La paura del conflitto
Uno dei primi esempi di questo progressivo cambio di rotta è il campione d’incassi del 2013 Frozen – Il regno di ghiaccio. Nel film diretto da Chris Buck e Jennifer Lee, il villain della storia è l’affascinate Hans, un bellimbusto che soltanto nel terzo atto toglie la propria maschera da “principe azzurro” e si rivela come il maggiore antagonista delle sorelle Anna ed Elsa di Arendelle. Qui la figura fiabesca del principe bello e senza macchia viene messa narrativamente a soqquadro a favore di un ritratto meno manicheo e più grigio: la lezione da imparare, questa volta, è che le apparenze ingannano, nel bene e nel male.
Una traiettoria più sfumata che si allarga a macchia d’olio anche nei lungometraggi successivi a Frozen, dove la figura del villain tradizionale viene sostituita da protagonisti più vicini alla sensibilità dell’inquieta Generazione Z. Al passo con i tempi, la Disney accetta i limiti del suo pur glorioso passato e pianifica una nuova sfilza di racconti per il grande e piccolo schermo dove la figura dell’antagonista può essere racchiusa nello spettro del conflitto.

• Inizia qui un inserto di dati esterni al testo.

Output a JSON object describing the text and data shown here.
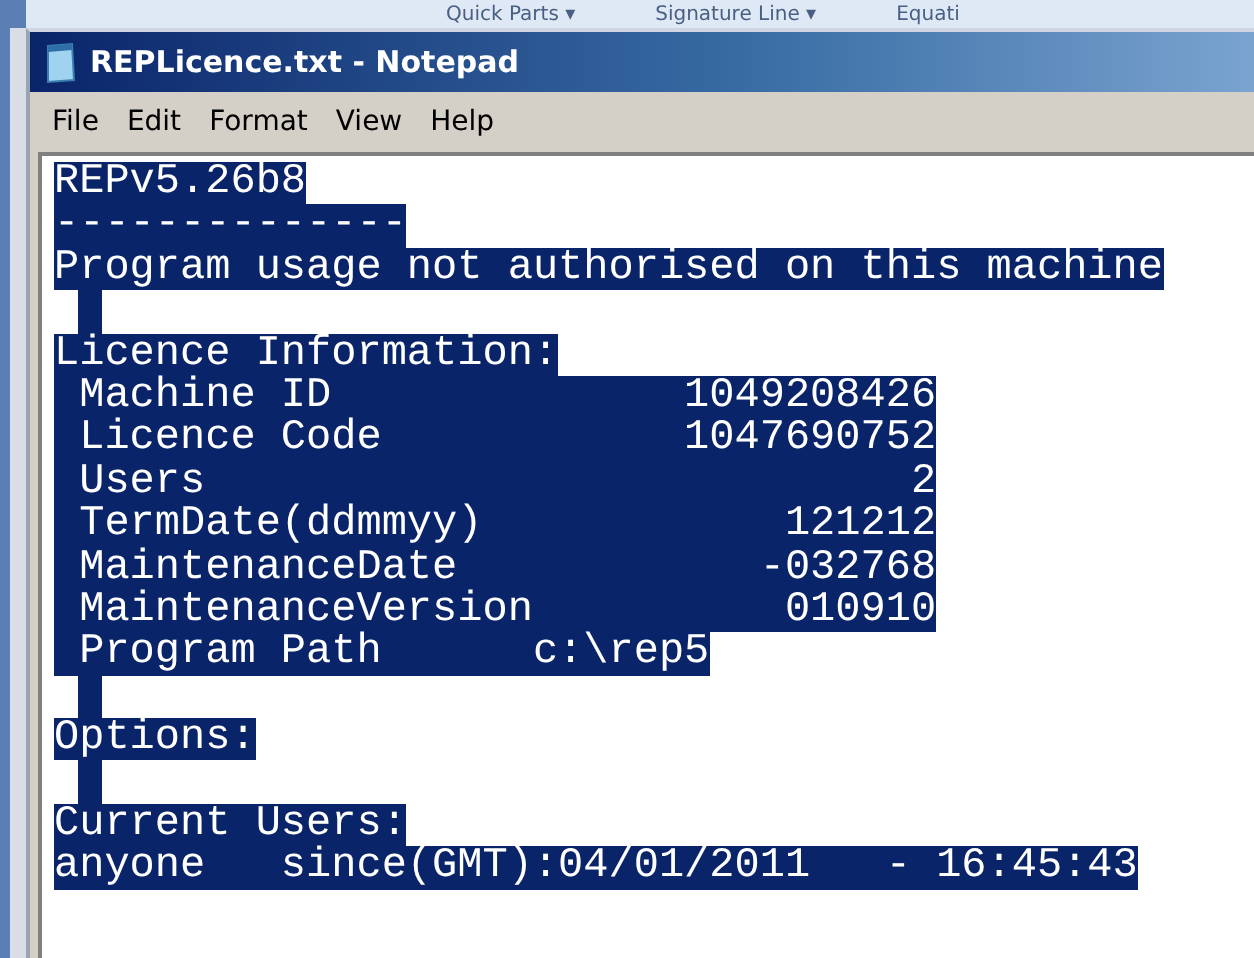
{
  "background_ribbon": {
    "items": [
      "Quick Parts ▾",
      "Signature Line ▾",
      "Equati"
    ]
  },
  "window": {
    "title": "REPLicence.txt - Notepad"
  },
  "menu": [
    "File",
    "Edit",
    "Format",
    "View",
    "Help"
  ],
  "editor": {
    "all_selected": true,
    "lines": [
      {
        "kind": "text",
        "text": "REPv5.26b8"
      },
      {
        "kind": "text",
        "text": "--------------"
      },
      {
        "kind": "text",
        "text": "Program usage not authorised on this machine"
      },
      {
        "kind": "blank"
      },
      {
        "kind": "text",
        "text": "Licence Information:"
      },
      {
        "kind": "text",
        "text": " Machine ID              1049208426"
      },
      {
        "kind": "text",
        "text": " Licence Code            1047690752"
      },
      {
        "kind": "text",
        "text": " Users                            2"
      },
      {
        "kind": "text",
        "text": " TermDate(ddmmyy)            121212"
      },
      {
        "kind": "text",
        "text": " MaintenanceDate            -032768"
      },
      {
        "kind": "text",
        "text": " MaintenanceVersion          010910"
      },
      {
        "kind": "text",
        "text": " Program Path      c:\\rep5"
      },
      {
        "kind": "blank"
      },
      {
        "kind": "text",
        "text": "Options:"
      },
      {
        "kind": "blank"
      },
      {
        "kind": "text",
        "text": "Current Users:"
      },
      {
        "kind": "text",
        "text": "anyone   since(GMT):04/01/2011   - 16:45:43"
      }
    ]
  }
}
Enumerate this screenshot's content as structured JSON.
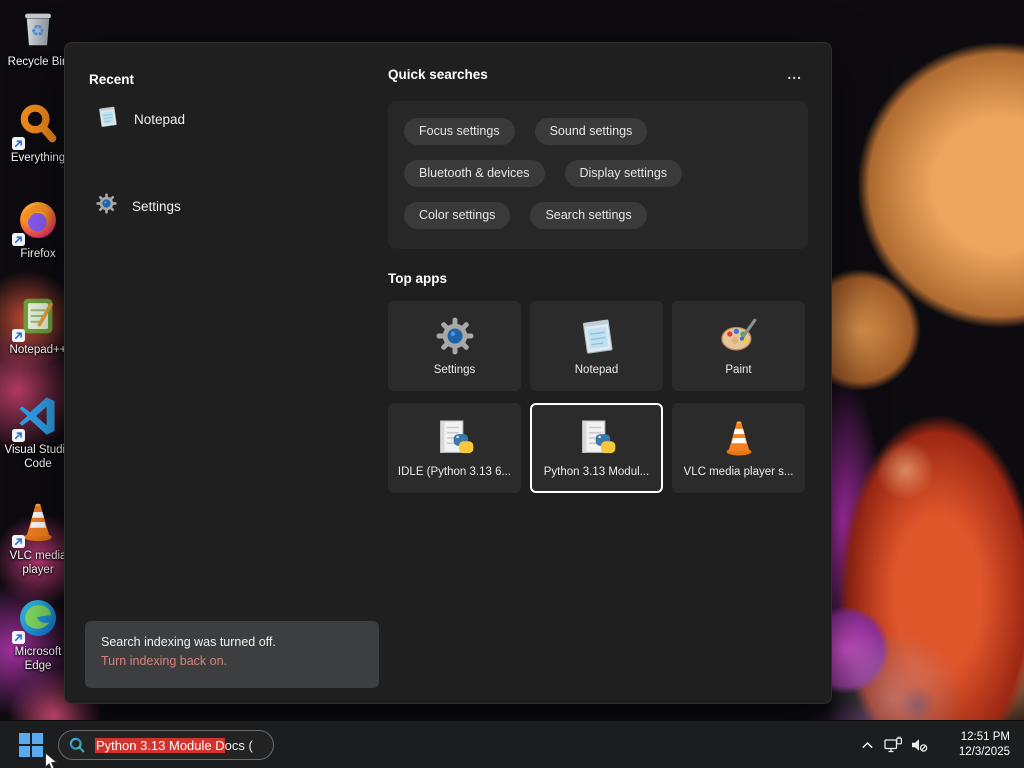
{
  "desktop": {
    "icons": [
      {
        "name": "recycle-bin",
        "lines": [
          "Recycle Bin",
          ""
        ]
      },
      {
        "name": "everything",
        "lines": [
          "Everything",
          ""
        ]
      },
      {
        "name": "firefox",
        "lines": [
          "Firefox",
          ""
        ]
      },
      {
        "name": "notepad-plus-plus",
        "lines": [
          "Notepad++",
          ""
        ]
      },
      {
        "name": "visual-studio-code",
        "lines": [
          "Visual Studio",
          "Code"
        ]
      },
      {
        "name": "vlc-media-player",
        "lines": [
          "VLC media",
          "player"
        ]
      },
      {
        "name": "microsoft-edge",
        "lines": [
          "Microsoft",
          "Edge"
        ]
      }
    ]
  },
  "search_panel": {
    "recent": {
      "header": "Recent",
      "items": [
        {
          "label": "Notepad"
        },
        {
          "label": "Settings"
        }
      ]
    },
    "quick_searches": {
      "header": "Quick searches",
      "more_label": "...",
      "pills": [
        "Focus settings",
        "Sound settings",
        "Bluetooth & devices",
        "Display settings",
        "Color settings",
        "Search settings"
      ]
    },
    "top_apps": {
      "header": "Top apps",
      "tiles": [
        {
          "label": "Settings",
          "selected": false
        },
        {
          "label": "Notepad",
          "selected": false
        },
        {
          "label": "Paint",
          "selected": false
        },
        {
          "label": "IDLE (Python 3.13 6...",
          "selected": false
        },
        {
          "label": "Python 3.13 Modul...",
          "selected": true
        },
        {
          "label": "VLC media player s...",
          "selected": false
        }
      ]
    },
    "indexing_notice": {
      "message": "Search indexing was turned off.",
      "link_label": "Turn indexing back on."
    }
  },
  "taskbar": {
    "search_box": {
      "selected_text": "Python 3.13 Module D",
      "rest_text": "ocs ("
    },
    "clock": {
      "time": "12:51 PM",
      "date": "12/3/2025"
    }
  },
  "colors": {
    "selection_highlight": "#d0342c",
    "notice_link": "#d9827a",
    "start_blue": "#58abee",
    "panel_background": "#1f1f1f",
    "taskbar_background": "#1c1d1f"
  }
}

Che esso sia generazionale o interiore, sono lo scontro e le incomprensioni tra il protagonista e i personaggi corollari a fungere da elemento di discordia all’interno della narrazione.
All’insegna di storie più empatiche
Una tendenza maturata in lungometraggi d’animazione come Oceania, Encanto ma anche nell’ultimissimo Strange World – Un mondo misterioso, dove vengono raccontate originali e colorate storie di adolescenti alle prese con il peso schiacciante delle aspettative famigliari. Nell’inevitabile scontro generazionale che ne consegue sta il cuore del conflitto della Disney post-moderna: vengono definitivamente archiviate dunque le stantie stereotipizzazioni dei personaggi a favore di una maggiore vicinanza ai desideri e alle necessità concrete delle generazioni odierne.
Un (nuovo) mondo animato senza buoni e cattivi, dove valori come la redenzione, il rispetto e l’empatia altrui vengono esaltati a favore di una visione più contemporanea ed inclusiva. Un cambio di rotta che la major hollywoodiana pianificava da tempo ma che sembra scontentare le frotte precedenti di spettatori cresciute con l’immaginario disneyano dell’antagonista complesso e fascinoso, seppur spesso pericolosamente monodimensionale. Ad ogni generazione il cattivo che si merita, è il caso di dire.